A quote from Northern_Light_27 on Patheos:

I’m not at all surprised to find Pagan Pride days at part of the root of this, because I contend that PPDs have no idea what they actually want to be. They want to be occasions for outreach and education to non-Pagans about Paganism, but they also want to be Pride in the sense they borrowed the term from, “we’re here, we’re Pagan, get used to it” and be a celebration that we can walk around in public without serious persecution. The problem is that these are not aims that mesh. If it’s about educating the non-Pagans, you don’t want Miss Fairy Wings talking to the press, but if it’s about Pride, she should let her freak flag fly.
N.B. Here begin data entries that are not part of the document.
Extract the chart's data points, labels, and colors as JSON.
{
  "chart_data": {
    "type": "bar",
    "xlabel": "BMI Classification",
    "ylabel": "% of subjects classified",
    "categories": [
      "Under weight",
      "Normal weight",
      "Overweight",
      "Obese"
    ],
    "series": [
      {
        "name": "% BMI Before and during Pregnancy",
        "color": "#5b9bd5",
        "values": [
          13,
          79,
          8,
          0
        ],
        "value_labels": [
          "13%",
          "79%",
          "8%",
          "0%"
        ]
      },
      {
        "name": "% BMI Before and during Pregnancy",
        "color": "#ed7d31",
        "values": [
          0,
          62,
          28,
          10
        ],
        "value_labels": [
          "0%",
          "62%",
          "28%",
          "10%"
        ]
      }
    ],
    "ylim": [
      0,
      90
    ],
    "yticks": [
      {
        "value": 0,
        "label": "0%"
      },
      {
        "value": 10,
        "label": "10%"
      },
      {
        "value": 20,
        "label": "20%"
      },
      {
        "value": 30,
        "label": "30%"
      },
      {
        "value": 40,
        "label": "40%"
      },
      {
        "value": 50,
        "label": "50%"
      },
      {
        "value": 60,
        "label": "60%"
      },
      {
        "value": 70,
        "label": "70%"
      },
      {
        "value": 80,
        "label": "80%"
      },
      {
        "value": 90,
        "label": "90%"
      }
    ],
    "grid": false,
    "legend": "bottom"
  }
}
If it’s about putting on a good image, you might want to vet the rituals so that you don’t get anything that confuses participants or scares the horses because “we are a whole bunch of things that have absolutely bubkes in common with one another” (which will, of course, beg the question of “so why are you all called ‘Pagan’, again?”) is a harder sell than “we worship the earth”. (Though if I’m a Heathen kindred, I’m not touching this with a 40′ cattle prod because of massive message dilution– a table at the county fair is a whole lot more effective than participating in this.) If it’s about education, it shouldn’t be done ad-hoc so that common themes within diversity can be explored in a way less baffling to outsiders. If it’s about Pride, you want no gating at all, and if people from without are baffled, tough– google it or ask somebody after the presentation.
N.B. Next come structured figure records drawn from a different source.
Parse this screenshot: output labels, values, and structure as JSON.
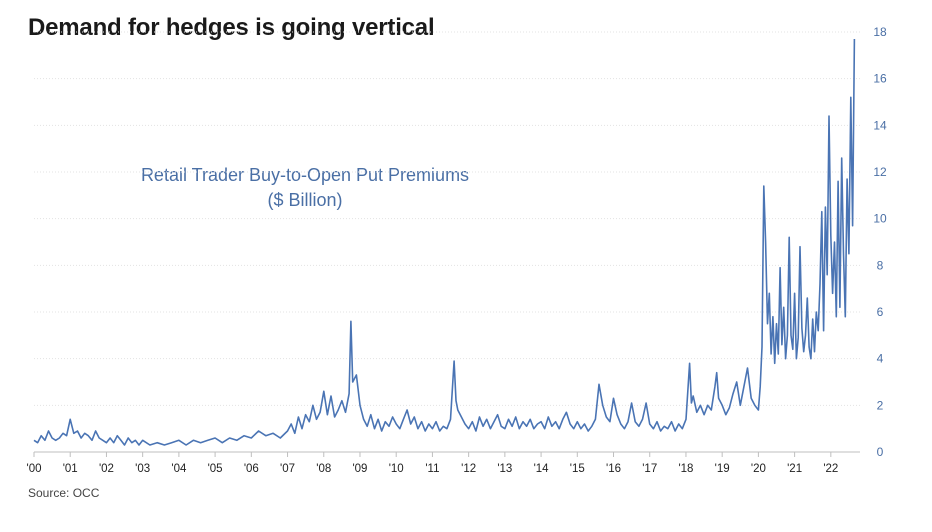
{
  "chart_data": {
    "type": "line",
    "title": "Demand for hedges is going vertical",
    "subtitle_line1": "Retail Trader Buy-to-Open Put Premiums",
    "subtitle_line2": "($ Billion)",
    "source": "Source: OCC",
    "y_axis_position": "right",
    "ylim": [
      0,
      18
    ],
    "y_ticks": [
      0,
      2,
      4,
      6,
      8,
      10,
      12,
      14,
      16,
      18
    ],
    "xlim": [
      2000,
      2022.75
    ],
    "x_ticks": [
      {
        "value": 2000,
        "label": "'00"
      },
      {
        "value": 2001,
        "label": "'01"
      },
      {
        "value": 2002,
        "label": "'02"
      },
      {
        "value": 2003,
        "label": "'03"
      },
      {
        "value": 2004,
        "label": "'04"
      },
      {
        "value": 2005,
        "label": "'05"
      },
      {
        "value": 2006,
        "label": "'06"
      },
      {
        "value": 2007,
        "label": "'07"
      },
      {
        "value": 2008,
        "label": "'08"
      },
      {
        "value": 2009,
        "label": "'09"
      },
      {
        "value": 2010,
        "label": "'10"
      },
      {
        "value": 2011,
        "label": "'11"
      },
      {
        "value": 2012,
        "label": "'12"
      },
      {
        "value": 2013,
        "label": "'13"
      },
      {
        "value": 2014,
        "label": "'14"
      },
      {
        "value": 2015,
        "label": "'15"
      },
      {
        "value": 2016,
        "label": "'16"
      },
      {
        "value": 2017,
        "label": "'17"
      },
      {
        "value": 2018,
        "label": "'18"
      },
      {
        "value": 2019,
        "label": "'19"
      },
      {
        "value": 2020,
        "label": "'20"
      },
      {
        "value": 2021,
        "label": "'21"
      },
      {
        "value": 2022,
        "label": "'22"
      }
    ],
    "grid": true,
    "line_color": "#4a74b4",
    "series": [
      {
        "points": [
          [
            2000.0,
            0.5
          ],
          [
            2000.1,
            0.4
          ],
          [
            2000.2,
            0.7
          ],
          [
            2000.3,
            0.5
          ],
          [
            2000.4,
            0.9
          ],
          [
            2000.5,
            0.6
          ],
          [
            2000.6,
            0.5
          ],
          [
            2000.7,
            0.6
          ],
          [
            2000.8,
            0.8
          ],
          [
            2000.9,
            0.7
          ],
          [
            2001.0,
            1.4
          ],
          [
            2001.1,
            0.8
          ],
          [
            2001.2,
            0.9
          ],
          [
            2001.3,
            0.6
          ],
          [
            2001.4,
            0.8
          ],
          [
            2001.5,
            0.7
          ],
          [
            2001.6,
            0.5
          ],
          [
            2001.7,
            0.9
          ],
          [
            2001.8,
            0.6
          ],
          [
            2001.9,
            0.5
          ],
          [
            2002.0,
            0.4
          ],
          [
            2002.1,
            0.6
          ],
          [
            2002.2,
            0.4
          ],
          [
            2002.3,
            0.7
          ],
          [
            2002.4,
            0.5
          ],
          [
            2002.5,
            0.3
          ],
          [
            2002.6,
            0.6
          ],
          [
            2002.7,
            0.4
          ],
          [
            2002.8,
            0.5
          ],
          [
            2002.9,
            0.3
          ],
          [
            2003.0,
            0.5
          ],
          [
            2003.2,
            0.3
          ],
          [
            2003.4,
            0.4
          ],
          [
            2003.6,
            0.3
          ],
          [
            2003.8,
            0.4
          ],
          [
            2004.0,
            0.5
          ],
          [
            2004.2,
            0.3
          ],
          [
            2004.4,
            0.5
          ],
          [
            2004.6,
            0.4
          ],
          [
            2004.8,
            0.5
          ],
          [
            2005.0,
            0.6
          ],
          [
            2005.2,
            0.4
          ],
          [
            2005.4,
            0.6
          ],
          [
            2005.6,
            0.5
          ],
          [
            2005.8,
            0.7
          ],
          [
            2006.0,
            0.6
          ],
          [
            2006.2,
            0.9
          ],
          [
            2006.4,
            0.7
          ],
          [
            2006.6,
            0.8
          ],
          [
            2006.8,
            0.6
          ],
          [
            2007.0,
            0.9
          ],
          [
            2007.1,
            1.2
          ],
          [
            2007.2,
            0.8
          ],
          [
            2007.3,
            1.5
          ],
          [
            2007.4,
            1.0
          ],
          [
            2007.5,
            1.6
          ],
          [
            2007.6,
            1.3
          ],
          [
            2007.7,
            2.0
          ],
          [
            2007.8,
            1.4
          ],
          [
            2007.9,
            1.7
          ],
          [
            2008.0,
            2.6
          ],
          [
            2008.1,
            1.6
          ],
          [
            2008.2,
            2.4
          ],
          [
            2008.3,
            1.5
          ],
          [
            2008.4,
            1.8
          ],
          [
            2008.5,
            2.2
          ],
          [
            2008.6,
            1.7
          ],
          [
            2008.7,
            2.5
          ],
          [
            2008.75,
            5.6
          ],
          [
            2008.8,
            3.0
          ],
          [
            2008.9,
            3.3
          ],
          [
            2009.0,
            2.0
          ],
          [
            2009.1,
            1.4
          ],
          [
            2009.2,
            1.1
          ],
          [
            2009.3,
            1.6
          ],
          [
            2009.4,
            1.0
          ],
          [
            2009.5,
            1.4
          ],
          [
            2009.6,
            0.9
          ],
          [
            2009.7,
            1.3
          ],
          [
            2009.8,
            1.1
          ],
          [
            2009.9,
            1.5
          ],
          [
            2010.0,
            1.2
          ],
          [
            2010.1,
            1.0
          ],
          [
            2010.2,
            1.4
          ],
          [
            2010.3,
            1.8
          ],
          [
            2010.4,
            1.2
          ],
          [
            2010.5,
            1.5
          ],
          [
            2010.6,
            1.0
          ],
          [
            2010.7,
            1.3
          ],
          [
            2010.8,
            0.9
          ],
          [
            2010.9,
            1.2
          ],
          [
            2011.0,
            1.0
          ],
          [
            2011.1,
            1.3
          ],
          [
            2011.2,
            0.9
          ],
          [
            2011.3,
            1.1
          ],
          [
            2011.4,
            1.0
          ],
          [
            2011.5,
            1.4
          ],
          [
            2011.6,
            3.9
          ],
          [
            2011.65,
            2.2
          ],
          [
            2011.7,
            1.8
          ],
          [
            2011.8,
            1.5
          ],
          [
            2011.9,
            1.2
          ],
          [
            2012.0,
            1.0
          ],
          [
            2012.1,
            1.3
          ],
          [
            2012.2,
            0.9
          ],
          [
            2012.3,
            1.5
          ],
          [
            2012.4,
            1.1
          ],
          [
            2012.5,
            1.4
          ],
          [
            2012.6,
            1.0
          ],
          [
            2012.7,
            1.3
          ],
          [
            2012.8,
            1.6
          ],
          [
            2012.9,
            1.1
          ],
          [
            2013.0,
            1.0
          ],
          [
            2013.1,
            1.4
          ],
          [
            2013.2,
            1.1
          ],
          [
            2013.3,
            1.5
          ],
          [
            2013.4,
            1.0
          ],
          [
            2013.5,
            1.3
          ],
          [
            2013.6,
            1.1
          ],
          [
            2013.7,
            1.4
          ],
          [
            2013.8,
            1.0
          ],
          [
            2013.9,
            1.2
          ],
          [
            2014.0,
            1.3
          ],
          [
            2014.1,
            1.0
          ],
          [
            2014.2,
            1.5
          ],
          [
            2014.3,
            1.1
          ],
          [
            2014.4,
            1.3
          ],
          [
            2014.5,
            1.0
          ],
          [
            2014.6,
            1.4
          ],
          [
            2014.7,
            1.7
          ],
          [
            2014.8,
            1.2
          ],
          [
            2014.9,
            1.0
          ],
          [
            2015.0,
            1.3
          ],
          [
            2015.1,
            1.0
          ],
          [
            2015.2,
            1.2
          ],
          [
            2015.3,
            0.9
          ],
          [
            2015.4,
            1.1
          ],
          [
            2015.5,
            1.4
          ],
          [
            2015.6,
            2.9
          ],
          [
            2015.7,
            2.0
          ],
          [
            2015.8,
            1.5
          ],
          [
            2015.9,
            1.3
          ],
          [
            2016.0,
            2.3
          ],
          [
            2016.1,
            1.6
          ],
          [
            2016.2,
            1.2
          ],
          [
            2016.3,
            1.0
          ],
          [
            2016.4,
            1.3
          ],
          [
            2016.5,
            2.1
          ],
          [
            2016.6,
            1.3
          ],
          [
            2016.7,
            1.1
          ],
          [
            2016.8,
            1.4
          ],
          [
            2016.9,
            2.1
          ],
          [
            2017.0,
            1.2
          ],
          [
            2017.1,
            1.0
          ],
          [
            2017.2,
            1.3
          ],
          [
            2017.3,
            0.9
          ],
          [
            2017.4,
            1.1
          ],
          [
            2017.5,
            1.0
          ],
          [
            2017.6,
            1.3
          ],
          [
            2017.7,
            0.9
          ],
          [
            2017.8,
            1.2
          ],
          [
            2017.9,
            1.0
          ],
          [
            2018.0,
            1.4
          ],
          [
            2018.1,
            3.8
          ],
          [
            2018.15,
            2.1
          ],
          [
            2018.2,
            2.4
          ],
          [
            2018.3,
            1.7
          ],
          [
            2018.4,
            2.0
          ],
          [
            2018.5,
            1.6
          ],
          [
            2018.6,
            2.0
          ],
          [
            2018.7,
            1.8
          ],
          [
            2018.8,
            2.8
          ],
          [
            2018.85,
            3.4
          ],
          [
            2018.9,
            2.3
          ],
          [
            2019.0,
            2.0
          ],
          [
            2019.1,
            1.6
          ],
          [
            2019.2,
            1.9
          ],
          [
            2019.3,
            2.5
          ],
          [
            2019.4,
            3.0
          ],
          [
            2019.5,
            2.0
          ],
          [
            2019.6,
            2.8
          ],
          [
            2019.7,
            3.6
          ],
          [
            2019.8,
            2.3
          ],
          [
            2019.9,
            2.0
          ],
          [
            2020.0,
            1.8
          ],
          [
            2020.05,
            2.8
          ],
          [
            2020.1,
            4.5
          ],
          [
            2020.15,
            11.4
          ],
          [
            2020.2,
            9.0
          ],
          [
            2020.25,
            5.5
          ],
          [
            2020.3,
            6.8
          ],
          [
            2020.35,
            4.2
          ],
          [
            2020.4,
            5.8
          ],
          [
            2020.45,
            3.8
          ],
          [
            2020.5,
            5.5
          ],
          [
            2020.55,
            4.2
          ],
          [
            2020.6,
            7.9
          ],
          [
            2020.65,
            4.6
          ],
          [
            2020.7,
            6.2
          ],
          [
            2020.75,
            4.0
          ],
          [
            2020.8,
            5.0
          ],
          [
            2020.85,
            9.2
          ],
          [
            2020.9,
            5.0
          ],
          [
            2020.95,
            4.4
          ],
          [
            2021.0,
            6.8
          ],
          [
            2021.05,
            4.0
          ],
          [
            2021.1,
            4.9
          ],
          [
            2021.15,
            8.8
          ],
          [
            2021.2,
            5.3
          ],
          [
            2021.25,
            4.3
          ],
          [
            2021.3,
            5.0
          ],
          [
            2021.35,
            6.6
          ],
          [
            2021.4,
            4.5
          ],
          [
            2021.45,
            4.0
          ],
          [
            2021.5,
            5.7
          ],
          [
            2021.55,
            4.3
          ],
          [
            2021.6,
            6.0
          ],
          [
            2021.65,
            5.2
          ],
          [
            2021.7,
            7.2
          ],
          [
            2021.75,
            10.3
          ],
          [
            2021.8,
            5.2
          ],
          [
            2021.85,
            10.5
          ],
          [
            2021.9,
            7.6
          ],
          [
            2021.95,
            14.4
          ],
          [
            2022.0,
            9.3
          ],
          [
            2022.05,
            6.8
          ],
          [
            2022.1,
            9.0
          ],
          [
            2022.15,
            5.8
          ],
          [
            2022.2,
            11.6
          ],
          [
            2022.25,
            6.2
          ],
          [
            2022.3,
            12.6
          ],
          [
            2022.35,
            8.5
          ],
          [
            2022.4,
            5.8
          ],
          [
            2022.45,
            11.7
          ],
          [
            2022.5,
            8.5
          ],
          [
            2022.55,
            15.2
          ],
          [
            2022.6,
            9.7
          ],
          [
            2022.65,
            17.7
          ]
        ]
      }
    ]
  }
}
But PPD wants to be ALL these things, so ends up doing none of them as well as they could if they focused. The other elements of the Wiccanate Privilege discussion notwithstanding, *this* part I think is squarely on PPD’s perennial confusion about itself. (As are the also-perennial complaints about silly garb at PPD and how it looks bad to press/non-Pagans, which would be cleared up if PPDs could pick between the competing missions– with LGBT Pride, you can legitimately tell people complaining about Leathermen that they’re missing the point. It doesn’t stop the complaining, but it actually isn’t germane, while the complaints about PPD have a point, I think.)

So what *is* the original intent behind Pagan Pride day, and what exactly is the point? I think if we could determine that, it would make for an excellent reclaiming project. I got to admit, when i see the term “Pagan Pride”, coming from a Queer space, as I have, I logically assume this to mean “We’re here, we’re pagan, get used to it” and, while certainly educating and engaging the public can be a by-product of that radical notion of Brenda Howard’s to show up and remind people we exist and in all sorts of ways, that’s not the goal: The goal was to be present in and say “I’m here, too”, the goal was to put faces to a movement.
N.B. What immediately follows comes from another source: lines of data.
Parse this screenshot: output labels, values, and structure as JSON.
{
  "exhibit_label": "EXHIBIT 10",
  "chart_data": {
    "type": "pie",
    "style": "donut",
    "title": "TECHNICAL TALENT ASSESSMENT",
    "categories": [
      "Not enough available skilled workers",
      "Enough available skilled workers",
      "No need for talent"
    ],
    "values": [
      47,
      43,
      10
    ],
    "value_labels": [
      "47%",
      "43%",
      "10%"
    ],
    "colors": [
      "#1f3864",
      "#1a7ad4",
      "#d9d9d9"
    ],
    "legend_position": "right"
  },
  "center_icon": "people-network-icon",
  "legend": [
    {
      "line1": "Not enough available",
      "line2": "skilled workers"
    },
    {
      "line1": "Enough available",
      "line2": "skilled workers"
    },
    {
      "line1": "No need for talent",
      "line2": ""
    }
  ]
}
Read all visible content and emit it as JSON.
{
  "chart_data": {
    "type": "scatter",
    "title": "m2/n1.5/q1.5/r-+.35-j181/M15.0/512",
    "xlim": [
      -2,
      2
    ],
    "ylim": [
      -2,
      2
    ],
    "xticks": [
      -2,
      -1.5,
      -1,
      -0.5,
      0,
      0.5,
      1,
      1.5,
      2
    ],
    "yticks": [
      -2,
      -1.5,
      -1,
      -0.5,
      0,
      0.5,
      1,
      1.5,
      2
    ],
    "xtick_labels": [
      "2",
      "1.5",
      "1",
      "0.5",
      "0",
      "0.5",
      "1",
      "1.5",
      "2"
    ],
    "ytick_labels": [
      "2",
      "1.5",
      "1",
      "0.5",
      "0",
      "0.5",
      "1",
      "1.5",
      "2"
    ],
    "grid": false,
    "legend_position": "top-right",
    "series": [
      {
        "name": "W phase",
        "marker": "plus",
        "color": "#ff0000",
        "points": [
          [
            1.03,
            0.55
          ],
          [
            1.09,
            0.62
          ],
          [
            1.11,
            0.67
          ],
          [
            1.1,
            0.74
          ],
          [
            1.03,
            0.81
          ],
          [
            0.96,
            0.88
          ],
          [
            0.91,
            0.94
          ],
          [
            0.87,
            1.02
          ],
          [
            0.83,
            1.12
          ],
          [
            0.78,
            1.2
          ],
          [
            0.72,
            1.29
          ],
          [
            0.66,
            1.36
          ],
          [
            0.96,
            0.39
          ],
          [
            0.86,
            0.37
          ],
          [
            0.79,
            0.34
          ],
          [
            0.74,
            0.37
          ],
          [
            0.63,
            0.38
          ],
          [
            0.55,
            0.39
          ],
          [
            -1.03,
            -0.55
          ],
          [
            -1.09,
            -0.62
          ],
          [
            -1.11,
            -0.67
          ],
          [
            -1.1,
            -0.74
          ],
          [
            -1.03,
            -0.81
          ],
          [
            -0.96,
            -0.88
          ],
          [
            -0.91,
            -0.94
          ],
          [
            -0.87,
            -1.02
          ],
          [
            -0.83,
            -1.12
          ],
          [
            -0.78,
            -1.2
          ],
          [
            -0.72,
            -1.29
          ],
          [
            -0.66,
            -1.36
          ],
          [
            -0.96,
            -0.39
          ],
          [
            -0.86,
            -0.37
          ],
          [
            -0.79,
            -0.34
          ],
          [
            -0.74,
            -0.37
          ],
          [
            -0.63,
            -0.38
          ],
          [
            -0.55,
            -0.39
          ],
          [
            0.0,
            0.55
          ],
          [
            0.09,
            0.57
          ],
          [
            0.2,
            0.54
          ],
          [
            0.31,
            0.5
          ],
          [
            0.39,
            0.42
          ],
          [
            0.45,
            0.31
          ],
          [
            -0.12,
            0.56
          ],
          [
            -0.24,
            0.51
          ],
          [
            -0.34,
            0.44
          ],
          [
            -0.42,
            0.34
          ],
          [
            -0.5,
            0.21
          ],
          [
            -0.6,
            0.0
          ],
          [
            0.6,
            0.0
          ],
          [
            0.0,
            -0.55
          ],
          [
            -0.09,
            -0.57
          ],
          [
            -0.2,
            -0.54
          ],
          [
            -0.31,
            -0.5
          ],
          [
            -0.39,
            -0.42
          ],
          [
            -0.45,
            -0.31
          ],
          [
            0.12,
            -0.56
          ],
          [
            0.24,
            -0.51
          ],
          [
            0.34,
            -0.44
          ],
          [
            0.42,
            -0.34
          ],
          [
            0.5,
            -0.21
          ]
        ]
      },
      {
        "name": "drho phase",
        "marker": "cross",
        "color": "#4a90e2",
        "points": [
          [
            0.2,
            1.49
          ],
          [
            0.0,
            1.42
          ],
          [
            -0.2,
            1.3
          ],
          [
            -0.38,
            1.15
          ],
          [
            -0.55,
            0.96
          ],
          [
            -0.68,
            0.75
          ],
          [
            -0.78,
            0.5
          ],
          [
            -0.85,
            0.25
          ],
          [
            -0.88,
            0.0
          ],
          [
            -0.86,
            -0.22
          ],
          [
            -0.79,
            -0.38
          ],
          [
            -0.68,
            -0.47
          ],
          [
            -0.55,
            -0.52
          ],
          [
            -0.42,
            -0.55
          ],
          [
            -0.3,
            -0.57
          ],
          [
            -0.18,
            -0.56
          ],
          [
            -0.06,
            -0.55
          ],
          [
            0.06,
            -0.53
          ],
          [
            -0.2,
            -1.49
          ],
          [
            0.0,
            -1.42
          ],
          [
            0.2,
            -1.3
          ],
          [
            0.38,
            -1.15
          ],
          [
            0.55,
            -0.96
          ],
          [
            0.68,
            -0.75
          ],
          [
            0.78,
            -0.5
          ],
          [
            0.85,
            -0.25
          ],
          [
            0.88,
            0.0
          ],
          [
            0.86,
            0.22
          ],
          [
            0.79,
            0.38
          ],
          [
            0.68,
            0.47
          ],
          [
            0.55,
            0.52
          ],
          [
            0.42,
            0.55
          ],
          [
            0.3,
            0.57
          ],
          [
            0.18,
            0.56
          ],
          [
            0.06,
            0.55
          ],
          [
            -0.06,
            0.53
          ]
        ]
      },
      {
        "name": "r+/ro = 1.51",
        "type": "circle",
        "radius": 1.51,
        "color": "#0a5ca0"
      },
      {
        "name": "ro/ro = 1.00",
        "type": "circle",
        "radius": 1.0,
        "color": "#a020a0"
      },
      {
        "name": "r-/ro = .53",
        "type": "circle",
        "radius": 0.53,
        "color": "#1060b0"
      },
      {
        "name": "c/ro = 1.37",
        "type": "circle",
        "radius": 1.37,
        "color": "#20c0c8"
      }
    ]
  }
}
If the initial goal of Pagan Pride Day was to educate people and reach out and putting on a “united” image, then why appropriate the terminology of “Pride Day” from the Gender and Sexual Minority movements?


2 thoughts on “I’ve been wondering this, myself…

  1. Actually I think Queer Pride events these days are more about education and PR than “we exist whether you like it or not” though we still have lots of drag queens and leathermen prancing about- there’s just way more people period, so more conventional-looking people. And that’s kind of the case with at least some Pagan Prides. The one in my area is actually pretty good about including different sorts of paganisms. I just went to Paganicon, the conference they put on, and I think I felt weirder there for being a non-magic user/believer than being a polytheist.

    I remember 2 members tabling once for our Pagan college group- one was a pretty traditionally-minded Heathen, the other was one a very idiosyncratic eclectic (the only feature of his path I remember was that his “totem animal” was a pterodactyl) so between the two of them they had to explain what “Paganism” was. Fun fun!


    • Yeah, GBLT Pride events tend to lean a bit more educational, these days (and not to mention, far more corporate than Brenda Howard and the original Stonewall rioters ever intended), but on the timeline of these events, it’s clearly more of an afterthought than an intended purpose. And Smaller GBLT Pride events, like in Ann Arbor and Lansing, Michigan, education is a matter more often left to a table of pamphlets and television.